The optimal method to manage in-stent restenosis remains uncertain, as no randomized controlled trials directly comparing the different methods currently exist. Considering the relatively limited clinical data for the management of in-stent restenosis, we opted to use laser atherectomy in conjunction with GORE VIABAHN stenting to maximize our odds of long-term patency.

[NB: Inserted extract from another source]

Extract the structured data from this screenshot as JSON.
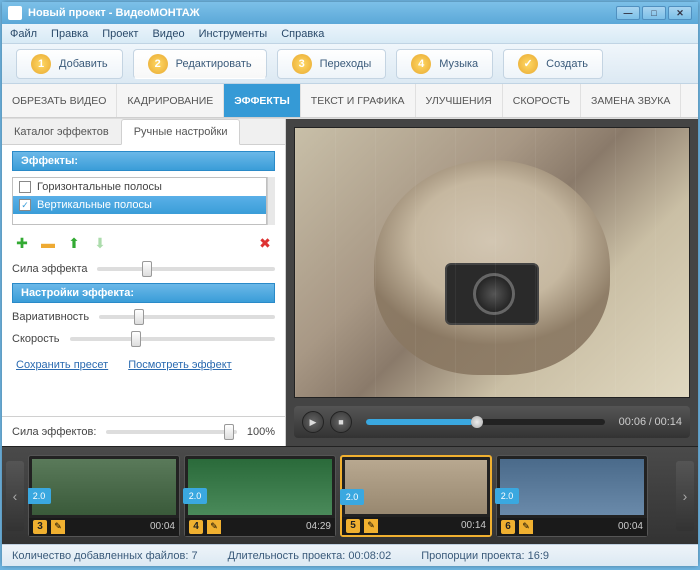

Our case illustrates the successful management of a patient with complex PAD, utilizing a combination of laser atherectomy and the GORE VIABAHN endoprosthesis, leading to symptomatic relief and clinical patency for 12 months despite prior failed surgical and endovascular revascularizations. Maximal benefit for patients regarding any interventional procedure is of course achieved with proper modification of diet and lifestyle, cessation of smoking, a moderate exercise regimen, and guideline-directed medical therapy.
4. Conclusion
Revascularization via angioplasty is a common method to manage severe PAD. In-stent restenosis continues to be a common complication of endovascular procedures. Utilizing the GORE VIABAHN endoprosthesis proves to be a clinically favorable approach for addressing complex in-stent restenosis. ELA has shown to be beneficial as an adjunctive treatment in the management of in-stent restenosis. In our patient, laser atherectomy was first used to create a clear path to access the totally occluded lesion, to which a GORE VIABAHN stent graft was deployed. This combination of methods is a suitable way to manage such lesions and takes advantage of debulking and stenting to minimize restenosis with modalities that have been studied in randomized control trials.
5. Limitations
Case reports are prone to biases which can skew interpretations and limit generalizability. The main limitation of this case report is that it involves one patient with no control group. These biases emphasize the need for careful interpretation and consideration within the context of larger studies. Additionally, the lack of long-term follow-up data restricts the assessment of sustained efficacy and potential late complications of the treatment strategies.
Consent
Informed consent was obtained from the patient prior to the publishing of this case report and any accompanying images.
Conflicts of Interest
Claro F. Diaz is a member of the Speakers Bureau for the Gore Medical VIABAHN device. Ahmed Khawer declares no conflicts of interest.
Author Contributions
The interventions in this case report were performed by Claro F. Diaz. Ahmed Khawer assisted in the latest intervention involving laser atherectomy and the GORE VIABAHN endoprosthesis performed by Claro F. Diaz mentioned in the article. Ahmed Khawer also analyzed the patient’s previous records and wrote this case report with edits and support from Claro F. Diaz. Both authors critically revised the paper approving it to be published and are responsible for all aspects of the study and the content of this paper.
Funding
No external funding was required to accomplish this case.
Open Research
Data Availability Statement
The studies mentioned in this paper can be accessed at the listed references.